May 15, 2006 5:18PM

Why Massive Tax Increases Are Not Inevitable

Optimistic economist (no, that’s not an oxymoron) David Henderson provides some food for thought on the question of whether the explosion in government spending – current and future – will inevitably lead to a tax increase. Henderson argues in this very compelling essay from the Hoover Institution’s journal Policy Review that the prospects for entitlement reform and spending restraint are not as grim as some conservatives and libertarians think they are.

Government revenue has never exceeded 21 percent of GDP in the past half-century. And as Brink Lindsey pointed out on this blog last week, government spending has been stable for at least a generation. These conditions persist for a variety of reasons, but Henderson suggests the primary influence is a "political equilibrium" we have reached in the U.S. That equilibrium is likely to tip in favor of entitlement reform as the Social Security and Medicare systems become more costly per worker than they are now.

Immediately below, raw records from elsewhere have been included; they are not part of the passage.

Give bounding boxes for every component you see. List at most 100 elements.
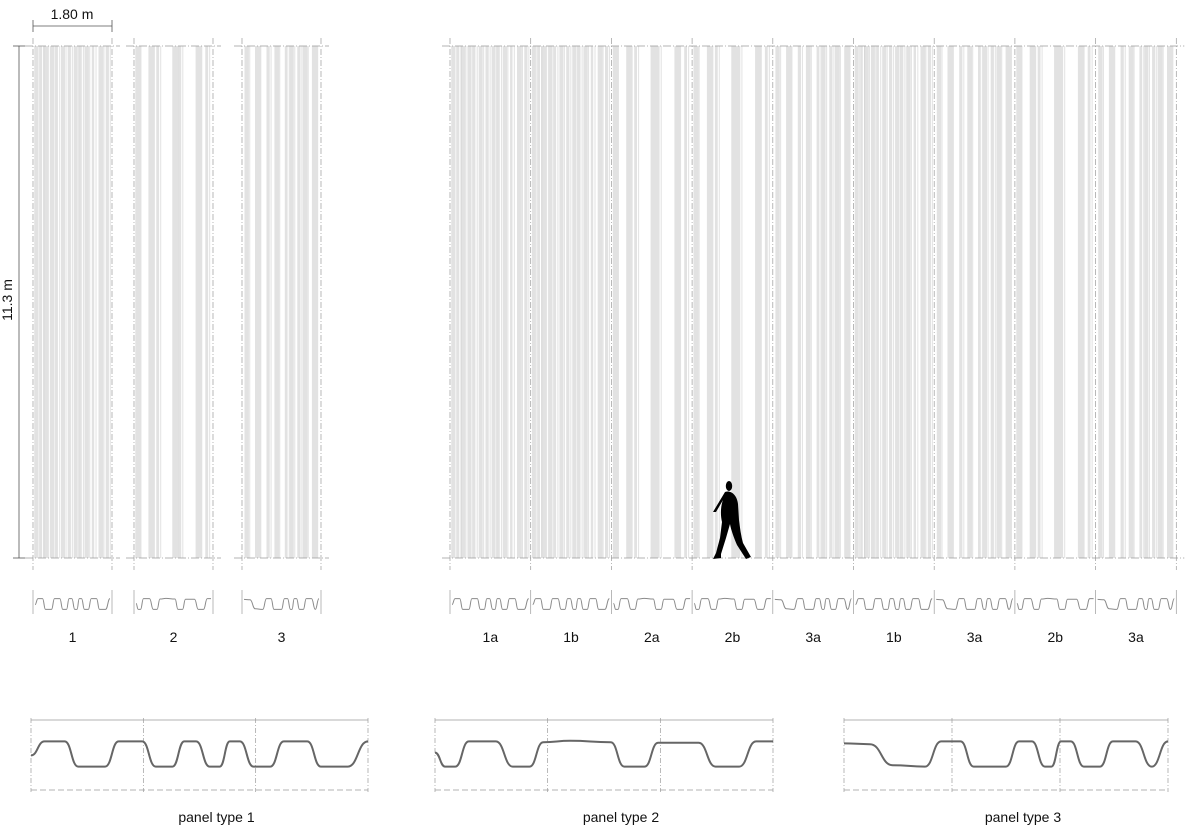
panel-shading-stripe <box>73 46 78 558</box>
panel-shading-stripe <box>284 46 288 558</box>
profile-curve <box>30 740 369 768</box>
panel-shading-stripe <box>906 46 911 558</box>
panel-shading-stripe <box>650 46 657 558</box>
single-panel-group: 1 2 3 <box>25 38 329 645</box>
panel-shading-stripe <box>39 46 43 558</box>
panel-shading-stripe <box>1167 46 1173 558</box>
facade-panel-label: 3a <box>805 629 821 645</box>
facade-panel <box>854 46 933 558</box>
facade-elevation: 1a 1b 2a 2b 3a 1b 3a 2b 3a <box>442 38 1185 645</box>
facade-panel-label: 1b <box>886 629 902 645</box>
panel-shading-stripe <box>43 46 48 558</box>
panel-shading-stripe <box>706 46 713 558</box>
single-panel <box>34 46 111 558</box>
panel-shading-stripe <box>572 46 577 558</box>
single-panel <box>135 46 211 558</box>
panel-shading-stripe <box>597 46 603 558</box>
panel-shading-stripe <box>50 46 54 558</box>
panel-shading-stripe <box>559 46 564 558</box>
panel-shading-stripe <box>870 46 875 558</box>
panel-shading-stripe <box>451 46 456 558</box>
panel-shading-stripe <box>1005 46 1012 558</box>
panel-cross-section <box>34 598 111 610</box>
panel-cross-section <box>936 598 1014 610</box>
panel-cross-section <box>855 598 933 610</box>
panel-shading-stripe <box>913 46 916 558</box>
panel-shading-stripe <box>91 46 95 558</box>
profile-curve <box>434 739 773 768</box>
panel-shading-stripe <box>497 46 500 558</box>
single-panel <box>244 46 319 558</box>
panel-shading-stripe <box>764 46 768 558</box>
panel-shading-stripe <box>531 46 536 558</box>
panel-shading-stripe <box>195 46 202 558</box>
panel-shading-stripe <box>936 46 942 558</box>
facade-panel-label: 3a <box>967 629 983 645</box>
panel-shading-stripe <box>502 46 508 558</box>
facade-panel-label: 2a <box>644 629 660 645</box>
walking-person-icon <box>713 481 751 559</box>
panel-cross-section <box>532 598 610 610</box>
panel-profile-details: panel type 1 panel type 2 panel type 3 <box>30 718 1169 825</box>
single-panel-label: 2 <box>170 629 178 645</box>
panel-shading-stripe <box>266 46 270 558</box>
panel-shading-stripe <box>541 46 546 558</box>
panel-shading-stripe <box>289 46 294 558</box>
panel-shading-stripe <box>927 46 931 558</box>
profile-caption: panel type 1 <box>178 809 254 825</box>
panel-cross-section <box>693 597 771 610</box>
panel-shading-stripe <box>978 46 981 558</box>
panel-shading-stripe <box>79 46 82 558</box>
facade-panel <box>531 46 611 558</box>
height-dimension-label: 11.3 m <box>0 279 15 321</box>
panel-shading-stripe <box>626 46 633 558</box>
panel-shading-stripe <box>255 46 261 558</box>
panel-shading-stripe <box>860 46 863 558</box>
panel-shading-stripe <box>172 46 178 558</box>
panel-profile-type-1: panel type 1 <box>30 718 369 825</box>
panel-shading-stripe <box>844 46 850 558</box>
panel-cross-section <box>243 598 320 610</box>
panel-shading-stripe <box>205 46 209 558</box>
facade-panel <box>693 46 770 558</box>
panel-shading-stripe <box>876 46 879 558</box>
panel-shading-stripe <box>816 46 820 558</box>
profile-curve <box>843 740 1169 768</box>
panel-shading-stripe <box>755 46 762 558</box>
panel-shading-stripe <box>1087 46 1091 558</box>
facade-panel-label: 1b <box>563 629 579 645</box>
panel-shading-stripe <box>590 46 594 558</box>
panel-shading-stripe <box>1016 46 1022 558</box>
panel-shading-stripe <box>517 46 522 558</box>
panel-shading-stripe <box>473 46 476 558</box>
panel-shading-stripe <box>537 46 540 558</box>
panel-shading-stripe <box>553 46 557 558</box>
panel-shading-stripe <box>478 46 483 558</box>
facade-panel <box>936 46 1012 558</box>
panel-shading-stripe <box>959 46 963 558</box>
panel-shading-stripe <box>1128 46 1134 558</box>
panel-shading-stripe <box>302 46 308 558</box>
panel-shading-stripe <box>311 46 318 558</box>
panel-shading-stripe <box>854 46 859 558</box>
panel-cross-section <box>1016 597 1094 610</box>
panel-shading-stripe <box>895 46 900 558</box>
panel-shading-stripe <box>656 46 660 558</box>
panel-cross-section <box>774 598 852 610</box>
panel-shading-stripe <box>1157 46 1163 558</box>
panel-shading-stripe <box>684 46 687 558</box>
facade-panel <box>451 46 530 558</box>
panel-shading-stripe <box>1098 46 1103 558</box>
facade-panel-label: 2b <box>1047 629 1063 645</box>
panel-shading-stripe <box>297 46 301 558</box>
width-dimension-label: 1.80 m <box>51 6 94 22</box>
panel-shading-stripe <box>605 46 609 558</box>
facade-panel-label: 3a <box>1128 629 1144 645</box>
profile-caption: panel type 3 <box>985 809 1061 825</box>
panel-shading-stripe <box>1054 46 1060 558</box>
height-dimension: 11.3 m <box>0 45 25 559</box>
panel-shading-stripe <box>460 46 466 558</box>
panel-shading-stripe <box>244 46 249 558</box>
panel-shading-stripe <box>156 46 160 558</box>
panel-shading-stripe <box>1037 46 1041 558</box>
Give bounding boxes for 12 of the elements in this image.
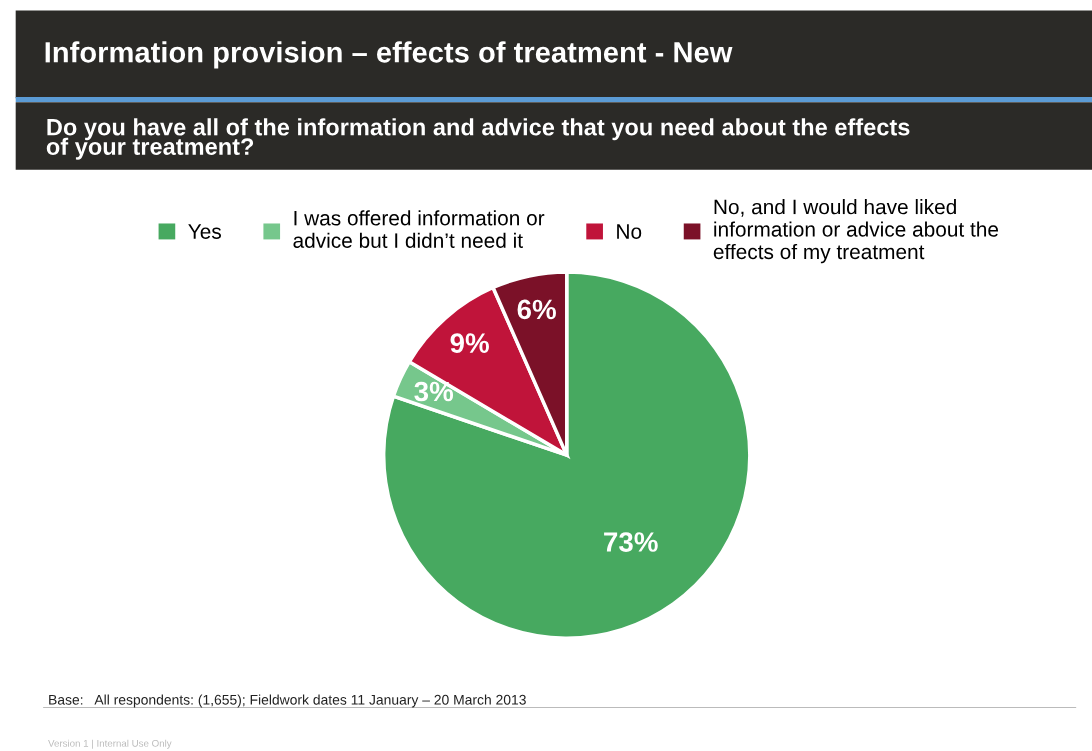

Thus, the odds are that when it finally becomes politically necessary to do something about the entitlements problem, reform is likely to be the more politically preferred avenue than massive tax hikes. Just because something is not yet politically feasible, argues Henderson, does not mean it never will be.

Money quote:

"The budget numbers are such that various market-based reforms will be looked at seriously – soon and for a long time. We must not give up on these reforms because they are not politically popular today. What reformers should do, instead, is keep honing their proposals for reining in government spending and keep their powder dry."